Bana Yahya, ona Malik, ona Humeyd b. Kays ve Sevr b. Zeyd ed-Deylî, onlar da Hz. Peygamber'den (sav) nakletmişlerdir. Ancak onların birinden (Zeyd'den) gelen rivayet diğerine göre daha uzundur. Hz. Peygamber (sav) güneşin altında ayakta duran bir adam gördü ve "Bunun durumu nedir?" diye sordu. Oradakiler, bu adam kendisini konuşmamaya, güneş varken gölgelenmemeye, oturmamaya ve oruç tutmaya adadı, dediler. Bunun üzerine Hz. Peygamber (sav): "Ona söyleyin; konuşsun, gölgelensin, otursun ve orucunu tamamlasın (açsın)" buyurdu. Malik dedi ki: Hz. Peygamber'in o zata kefaret emrettiğini duymadım. Fakat Allah'a itaat olanı tamamlamasını, isyan olanı da terketmesini emrettiğini duydum.
Bize Cafer b. Avn, ona Yahya b. Said (el-Ensârî), ona Ubeydullah b. Zahr, ona Ebu Said (Yahya b. Said) er-Ruaynî, ona Abdullah b. Malik, ona da Ukbe b. Amir el-Cühenî şöyle demiştir: Kız kardeşim kendisini Allah rızası için yaya olarak ve başı açık bir halde hacca gitmeye adamıştı. Ben de bunu Hz. Peygamber'e (sav) söyledim. O (sav) şöyle buyurdu: "Kız kardeşine söyle de başını örtsün, bir bineğe binsin ve üç gün oruç tutsun."

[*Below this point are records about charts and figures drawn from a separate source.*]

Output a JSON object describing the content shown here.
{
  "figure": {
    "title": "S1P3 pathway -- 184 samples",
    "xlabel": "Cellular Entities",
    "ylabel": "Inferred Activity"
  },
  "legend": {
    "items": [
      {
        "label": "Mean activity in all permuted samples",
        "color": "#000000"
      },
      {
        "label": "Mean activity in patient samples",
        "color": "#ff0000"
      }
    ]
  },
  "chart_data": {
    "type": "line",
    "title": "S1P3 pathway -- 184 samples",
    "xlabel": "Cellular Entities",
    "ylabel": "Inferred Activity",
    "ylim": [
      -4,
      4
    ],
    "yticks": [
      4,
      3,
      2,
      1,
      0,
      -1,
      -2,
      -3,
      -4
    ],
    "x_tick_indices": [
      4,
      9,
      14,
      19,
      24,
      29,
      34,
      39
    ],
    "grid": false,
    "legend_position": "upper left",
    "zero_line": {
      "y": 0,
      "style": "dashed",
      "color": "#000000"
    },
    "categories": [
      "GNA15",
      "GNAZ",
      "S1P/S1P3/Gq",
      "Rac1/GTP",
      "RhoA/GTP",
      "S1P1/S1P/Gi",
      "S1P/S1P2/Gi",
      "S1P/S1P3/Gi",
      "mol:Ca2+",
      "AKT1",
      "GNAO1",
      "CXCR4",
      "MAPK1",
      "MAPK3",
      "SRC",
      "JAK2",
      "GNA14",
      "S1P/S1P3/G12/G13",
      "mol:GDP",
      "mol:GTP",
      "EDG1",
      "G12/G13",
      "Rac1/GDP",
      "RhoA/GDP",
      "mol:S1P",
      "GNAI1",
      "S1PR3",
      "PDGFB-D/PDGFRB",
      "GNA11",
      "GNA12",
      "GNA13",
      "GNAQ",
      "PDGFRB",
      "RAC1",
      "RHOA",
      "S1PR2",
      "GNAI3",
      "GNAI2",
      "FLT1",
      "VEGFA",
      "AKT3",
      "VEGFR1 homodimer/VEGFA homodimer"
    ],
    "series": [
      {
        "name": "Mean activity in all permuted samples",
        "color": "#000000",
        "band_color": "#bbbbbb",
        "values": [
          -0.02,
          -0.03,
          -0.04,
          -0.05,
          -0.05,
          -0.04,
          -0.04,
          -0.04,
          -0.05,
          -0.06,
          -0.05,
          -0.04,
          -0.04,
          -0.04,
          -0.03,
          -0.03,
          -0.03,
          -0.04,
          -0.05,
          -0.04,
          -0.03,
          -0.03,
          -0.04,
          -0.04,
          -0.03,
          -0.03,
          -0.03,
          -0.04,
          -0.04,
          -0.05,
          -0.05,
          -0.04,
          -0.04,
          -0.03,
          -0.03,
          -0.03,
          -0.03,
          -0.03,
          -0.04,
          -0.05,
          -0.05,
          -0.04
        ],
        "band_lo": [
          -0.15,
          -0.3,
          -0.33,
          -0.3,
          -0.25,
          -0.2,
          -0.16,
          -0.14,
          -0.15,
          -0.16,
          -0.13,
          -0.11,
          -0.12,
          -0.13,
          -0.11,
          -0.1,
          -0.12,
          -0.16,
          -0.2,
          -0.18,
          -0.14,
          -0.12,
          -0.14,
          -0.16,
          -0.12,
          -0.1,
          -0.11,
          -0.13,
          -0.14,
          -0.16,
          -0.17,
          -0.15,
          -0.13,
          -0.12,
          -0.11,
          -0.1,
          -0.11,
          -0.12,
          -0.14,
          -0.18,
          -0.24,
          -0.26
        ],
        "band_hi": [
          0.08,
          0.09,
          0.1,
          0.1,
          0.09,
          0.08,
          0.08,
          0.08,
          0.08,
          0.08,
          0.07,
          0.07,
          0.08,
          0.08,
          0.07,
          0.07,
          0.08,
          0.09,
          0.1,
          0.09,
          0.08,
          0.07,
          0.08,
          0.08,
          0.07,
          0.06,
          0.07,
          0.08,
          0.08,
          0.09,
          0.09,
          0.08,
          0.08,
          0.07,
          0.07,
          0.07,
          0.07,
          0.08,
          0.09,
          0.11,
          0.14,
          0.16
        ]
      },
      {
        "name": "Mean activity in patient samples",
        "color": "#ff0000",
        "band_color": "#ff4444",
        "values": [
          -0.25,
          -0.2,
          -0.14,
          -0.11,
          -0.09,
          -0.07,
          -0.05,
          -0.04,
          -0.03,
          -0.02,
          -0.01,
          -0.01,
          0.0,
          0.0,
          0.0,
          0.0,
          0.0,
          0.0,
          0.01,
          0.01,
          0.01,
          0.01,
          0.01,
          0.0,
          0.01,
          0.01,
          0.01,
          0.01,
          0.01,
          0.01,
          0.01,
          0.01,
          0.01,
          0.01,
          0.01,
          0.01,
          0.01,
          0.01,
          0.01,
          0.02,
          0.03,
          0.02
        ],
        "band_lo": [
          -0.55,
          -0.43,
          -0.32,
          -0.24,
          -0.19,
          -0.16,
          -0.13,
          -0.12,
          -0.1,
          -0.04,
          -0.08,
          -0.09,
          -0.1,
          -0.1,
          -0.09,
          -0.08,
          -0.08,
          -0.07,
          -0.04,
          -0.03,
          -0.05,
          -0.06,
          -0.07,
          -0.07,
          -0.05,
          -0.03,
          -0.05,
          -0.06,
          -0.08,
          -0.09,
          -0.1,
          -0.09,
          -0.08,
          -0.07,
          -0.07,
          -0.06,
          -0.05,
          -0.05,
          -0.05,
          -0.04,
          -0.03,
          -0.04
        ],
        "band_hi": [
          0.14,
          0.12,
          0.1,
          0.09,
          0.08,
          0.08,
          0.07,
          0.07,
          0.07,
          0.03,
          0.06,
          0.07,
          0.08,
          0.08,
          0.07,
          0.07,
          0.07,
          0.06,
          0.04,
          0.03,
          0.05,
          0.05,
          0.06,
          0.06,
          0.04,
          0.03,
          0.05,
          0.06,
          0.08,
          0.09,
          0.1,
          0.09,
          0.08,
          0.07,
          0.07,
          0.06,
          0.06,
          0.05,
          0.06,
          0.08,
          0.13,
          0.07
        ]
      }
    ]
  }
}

Bize Said b. Mansur, ona Abdülaziz b. Muhammed, ona amr b. Ebu Amr, ona (Abdurrahman b. Hürmüz) el-A'rec, ona da Ebu Hureyre (ed-Devsî) şöyle demiştir: Hz. Peygamber (sav) iki oğlunun arasında onlara dayanarak ilerleyen bir ihtiyara rastladı ve: "Bu ihtiyara ne oldu" diye sordu. Oğulları da: " (Kabe'ye) Yürümeye adak adadı" dediler. Bunun üzerine Hz. Peygamber (sav) şöyle buyurdu: "Bir bineğe bin. Zira Allah senden ve adadığından zengindir."
Bize Ebu Nuaym (Fadl b. Dükeyn), ona Hammad b. Zeyd, ona Eyyüb (b. Keysan es-Sahtiyânî), ona Ebu Kilabe (Abdullah b. Zeyd), ona Ebu Mühelleb (Muaviye b. Amr), ona da İmran b. Husayn şöyle demiştir: Hz. Peygamber (sav) şöyle buyurmuştur: "Allah'a isyan konusunda yapılan adak ile insanın sahip olmadığını şeyler hususunda yapılan adak yerine getirilmez."
Bize Halid b. Mahled, ona Malik (b. Enes), ona Talha b. Abdülmelik el-Eylî, ona Kasım b. Muhammed, ona da Aişe (bt. Ebu Bekir) şöyle demiştir: Hz. Peygamber (sav) şöyle buyurmuştur: "Kim Allah'a itaat hususunda bir adakta bulunursa, adadığını yerine getirsin. Kim de Allah'a isyan hususunda bir adakta bulunursa, adadığını yerine getirmesin."
Bize Haccac b. Minhal, ona Hammad (b. Seleme), Habib (b. Muallim) el-Muallim, ona Atâ b. Ebu Rabah, ona da Cabir b. Abdullah şöyle demiştir: Bir adam (Mekke'nin fethi sırasında): Ey Allah'ın Rasulü! (sav), Ben, Allah sana Mekke'nin fethini nasip ederse Beytü'l-Makdis'de (Allah için) iki rekat namaz kılmak için adakta bulundum, dedi. Hz. Peygamber de (sav) "Burada kıl" buyurdu. Adam sözünü üç defa tekrarladı. Bunun üzerine Hz. Peygamber (sav): "Öyleyse sen bilirsin (burada kılmak istemiyorsan Beytü'l-Makdis'de kıl)" uyurdu.